The living is a discharged vicarage, rated in the king's books at £6. 6. 8., and endowed with £200 royal bounty: the tithes have been commuted for £419. 14., of which £280 are payable to the Bishop of St. David's, the patron, and £139. 14. to the incumbent, who has likewise a glebe of about five acres and a half, valued at £10 per annum, and a house. The church is dedicated to St. Michael, from which circumstance the parish is sometimes called "Llanvihangel Mothvey." It is an ancient structure, situated in a vale at the foot of the mountainous district in the eastern part of the parish; but though ancient, the exterior is not distinguished by any architectural details of importance. The building is adorned, however, with many handsome monuments and tablets; the pillars by which its roof is supported in the middle are light, lofty, and graceful, and few churches in this part of the country surpass it as to the general beauty and elegance of its interior. In the chancel is a stone to the memory of Dr. Morgan Owen, who was buried here; he was promoted to the see of Llandaf in 1639, and died in 1644. In the churchyard are to be seen an ancient yew-tree, measuring twentyfive feet, and a sycamore, fifty-four feet, in girth. At DŰl Hywel was once a chapel of ease, now in ruins. From the parish register, which was formerly kept in the Latin language, it appears that, during the usurpation of Cromwell, all the marriages at this place were solemnized by John Powell, Esq. There are two places of worship for Independents, and one for Calvinistic Methodists. A day school in connexion with the Established Church is supported here; and four Sunday schools are held, one of which is conducted on Church principles. Dr. Owen, Bishop of Llandaf, bequeathed £10 per annum, payable out of the tithes of Llanegwad, for the relief of poor persons not receiving parochial aid. After some litigation, £238. 18. were awarded by a decree of the court of Chancery, in 1709, as arrears due to the parish; which sum is now invested, in the name of the churchwardens, in the Old South Sea annuities: the dividends, amounting to £7. 3. 4. per annum, are distributed every third year, and the original rentcharge of £10 twice a year. The poor also receive the interest of £200 in the three per cent. consolidated bank annuities, arising from a bequest by the late John Josiah Holford, Esq., of KÓlgwyn.

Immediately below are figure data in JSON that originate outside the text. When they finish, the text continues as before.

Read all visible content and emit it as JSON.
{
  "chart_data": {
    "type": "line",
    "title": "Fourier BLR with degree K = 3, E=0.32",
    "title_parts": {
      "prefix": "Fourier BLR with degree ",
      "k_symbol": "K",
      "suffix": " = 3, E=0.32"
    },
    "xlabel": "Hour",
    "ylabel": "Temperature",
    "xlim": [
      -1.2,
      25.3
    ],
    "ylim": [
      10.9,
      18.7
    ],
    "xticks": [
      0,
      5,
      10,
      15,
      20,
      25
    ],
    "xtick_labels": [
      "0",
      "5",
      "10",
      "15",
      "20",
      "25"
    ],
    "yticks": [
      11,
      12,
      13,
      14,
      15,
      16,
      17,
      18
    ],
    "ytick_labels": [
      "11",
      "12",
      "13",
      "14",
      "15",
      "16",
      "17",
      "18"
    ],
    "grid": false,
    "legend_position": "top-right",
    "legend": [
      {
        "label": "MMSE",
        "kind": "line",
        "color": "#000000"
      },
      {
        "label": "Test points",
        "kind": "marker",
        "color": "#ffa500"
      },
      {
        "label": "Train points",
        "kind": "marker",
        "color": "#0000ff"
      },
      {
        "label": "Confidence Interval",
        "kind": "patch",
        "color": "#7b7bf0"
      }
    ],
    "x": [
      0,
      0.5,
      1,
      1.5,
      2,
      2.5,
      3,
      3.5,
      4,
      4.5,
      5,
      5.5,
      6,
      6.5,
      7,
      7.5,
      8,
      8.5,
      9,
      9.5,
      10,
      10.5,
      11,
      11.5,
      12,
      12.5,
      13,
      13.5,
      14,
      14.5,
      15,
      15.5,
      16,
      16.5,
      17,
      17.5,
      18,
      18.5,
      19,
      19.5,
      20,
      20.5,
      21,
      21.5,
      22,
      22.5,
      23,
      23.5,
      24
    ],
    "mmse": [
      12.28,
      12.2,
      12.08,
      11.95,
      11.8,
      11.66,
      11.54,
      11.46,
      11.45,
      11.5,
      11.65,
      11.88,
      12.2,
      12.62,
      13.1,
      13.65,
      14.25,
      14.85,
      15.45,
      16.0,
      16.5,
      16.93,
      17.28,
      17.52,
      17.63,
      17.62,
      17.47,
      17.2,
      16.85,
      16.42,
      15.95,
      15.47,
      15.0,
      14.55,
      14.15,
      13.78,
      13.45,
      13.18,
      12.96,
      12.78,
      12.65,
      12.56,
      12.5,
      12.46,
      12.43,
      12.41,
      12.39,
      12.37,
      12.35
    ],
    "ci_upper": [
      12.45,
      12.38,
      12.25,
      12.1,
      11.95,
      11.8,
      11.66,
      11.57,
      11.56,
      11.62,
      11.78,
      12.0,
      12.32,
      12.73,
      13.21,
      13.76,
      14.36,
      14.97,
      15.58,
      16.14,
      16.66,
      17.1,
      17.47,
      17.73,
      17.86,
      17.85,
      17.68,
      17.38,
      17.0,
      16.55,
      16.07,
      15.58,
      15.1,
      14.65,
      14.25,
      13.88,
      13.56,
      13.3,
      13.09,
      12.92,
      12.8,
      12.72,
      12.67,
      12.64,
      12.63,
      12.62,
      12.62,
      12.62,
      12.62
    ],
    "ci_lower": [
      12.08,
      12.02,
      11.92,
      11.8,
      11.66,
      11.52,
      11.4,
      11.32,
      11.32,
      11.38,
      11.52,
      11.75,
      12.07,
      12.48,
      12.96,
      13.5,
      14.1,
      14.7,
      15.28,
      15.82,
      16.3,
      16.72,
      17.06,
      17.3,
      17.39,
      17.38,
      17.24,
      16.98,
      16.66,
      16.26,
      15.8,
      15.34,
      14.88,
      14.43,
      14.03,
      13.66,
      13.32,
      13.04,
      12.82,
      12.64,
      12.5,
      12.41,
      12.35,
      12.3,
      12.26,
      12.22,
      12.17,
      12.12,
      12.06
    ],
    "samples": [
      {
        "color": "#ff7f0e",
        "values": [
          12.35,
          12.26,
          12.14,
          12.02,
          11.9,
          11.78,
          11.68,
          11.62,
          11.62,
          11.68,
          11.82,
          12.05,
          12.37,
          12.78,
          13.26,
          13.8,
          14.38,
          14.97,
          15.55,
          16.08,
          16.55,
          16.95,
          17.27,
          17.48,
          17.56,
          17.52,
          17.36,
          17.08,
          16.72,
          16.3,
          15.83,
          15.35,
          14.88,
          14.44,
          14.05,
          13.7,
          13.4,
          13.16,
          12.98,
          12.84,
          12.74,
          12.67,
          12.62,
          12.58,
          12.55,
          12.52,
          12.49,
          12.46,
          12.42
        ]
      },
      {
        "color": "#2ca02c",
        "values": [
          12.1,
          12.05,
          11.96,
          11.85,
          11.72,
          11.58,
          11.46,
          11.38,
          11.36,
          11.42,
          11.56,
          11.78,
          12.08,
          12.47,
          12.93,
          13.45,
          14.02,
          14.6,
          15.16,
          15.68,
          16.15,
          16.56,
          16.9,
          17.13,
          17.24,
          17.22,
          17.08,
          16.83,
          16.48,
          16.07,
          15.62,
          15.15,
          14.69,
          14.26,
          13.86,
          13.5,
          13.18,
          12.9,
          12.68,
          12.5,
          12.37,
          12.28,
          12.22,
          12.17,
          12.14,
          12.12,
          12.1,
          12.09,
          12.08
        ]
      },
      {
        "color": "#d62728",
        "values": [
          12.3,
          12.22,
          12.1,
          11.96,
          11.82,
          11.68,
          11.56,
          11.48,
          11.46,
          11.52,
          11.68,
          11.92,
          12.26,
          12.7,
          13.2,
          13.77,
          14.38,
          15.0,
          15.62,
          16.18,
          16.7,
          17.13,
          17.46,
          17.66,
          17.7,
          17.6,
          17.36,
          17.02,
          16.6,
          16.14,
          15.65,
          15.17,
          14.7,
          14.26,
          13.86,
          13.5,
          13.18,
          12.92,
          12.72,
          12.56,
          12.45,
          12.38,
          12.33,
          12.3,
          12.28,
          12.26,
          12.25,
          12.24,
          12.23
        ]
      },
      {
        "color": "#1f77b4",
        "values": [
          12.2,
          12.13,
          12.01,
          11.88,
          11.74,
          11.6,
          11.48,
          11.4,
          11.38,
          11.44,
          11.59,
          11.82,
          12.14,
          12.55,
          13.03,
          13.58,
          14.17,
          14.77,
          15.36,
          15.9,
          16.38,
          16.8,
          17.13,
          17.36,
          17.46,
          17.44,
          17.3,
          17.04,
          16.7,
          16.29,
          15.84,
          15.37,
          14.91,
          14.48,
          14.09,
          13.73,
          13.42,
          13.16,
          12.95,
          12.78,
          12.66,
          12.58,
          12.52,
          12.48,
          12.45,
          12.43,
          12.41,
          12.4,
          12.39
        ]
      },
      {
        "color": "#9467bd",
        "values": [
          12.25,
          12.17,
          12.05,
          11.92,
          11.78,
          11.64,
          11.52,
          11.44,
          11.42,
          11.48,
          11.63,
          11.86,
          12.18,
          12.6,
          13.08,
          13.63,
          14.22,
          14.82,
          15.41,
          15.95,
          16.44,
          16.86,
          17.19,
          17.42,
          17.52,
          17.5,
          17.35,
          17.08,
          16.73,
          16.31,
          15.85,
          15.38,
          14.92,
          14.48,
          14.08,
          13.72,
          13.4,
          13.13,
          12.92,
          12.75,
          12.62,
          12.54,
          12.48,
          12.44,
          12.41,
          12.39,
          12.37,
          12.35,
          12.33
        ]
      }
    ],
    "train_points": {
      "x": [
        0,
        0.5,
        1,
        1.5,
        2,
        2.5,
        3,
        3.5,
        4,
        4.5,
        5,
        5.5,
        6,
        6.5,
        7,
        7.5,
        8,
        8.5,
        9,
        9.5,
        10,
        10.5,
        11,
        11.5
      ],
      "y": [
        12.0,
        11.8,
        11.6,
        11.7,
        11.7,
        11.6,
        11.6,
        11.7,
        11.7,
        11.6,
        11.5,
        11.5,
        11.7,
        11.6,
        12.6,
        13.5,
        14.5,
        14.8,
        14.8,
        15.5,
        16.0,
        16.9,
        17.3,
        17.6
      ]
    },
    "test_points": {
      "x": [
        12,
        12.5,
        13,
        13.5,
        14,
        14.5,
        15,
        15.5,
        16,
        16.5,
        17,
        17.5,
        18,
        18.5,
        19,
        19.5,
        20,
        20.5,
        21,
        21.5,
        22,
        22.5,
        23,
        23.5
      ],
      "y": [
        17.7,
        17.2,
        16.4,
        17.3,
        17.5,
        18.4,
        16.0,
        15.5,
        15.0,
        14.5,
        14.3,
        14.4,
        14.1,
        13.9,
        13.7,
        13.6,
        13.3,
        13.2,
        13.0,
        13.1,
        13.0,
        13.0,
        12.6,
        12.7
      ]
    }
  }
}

Some interesting remains, supposed to be of British and Saxon origin, are said to have been found on a farm called Pen-tŵyn by the late Mr. Holford, just mentioned; and in the year 1807, thirty small silver coins were discovered near the ruins of DŰl Hywel chapel. In a field not far from the vicaragehouse, designated Monks' Field, are two tumuli. In the mountainous district is Craig Cwm Clyd, a rock nearly sixty yards in perpendicular height. During the thirteenth century Mothvey was much frequented by physicians, among whom was Rhiwallon, who, in conjunction with his three sons, while residing here, distinguished himself by a manuscript treatise on the practice of physic, which is preserved among the Welsh manuscripts in the library of the Welsh charity school in London. Tradition affirms that his descendants continued to follow the practice of medicine in the parish till within the memory of persons living at the beginning of the present century.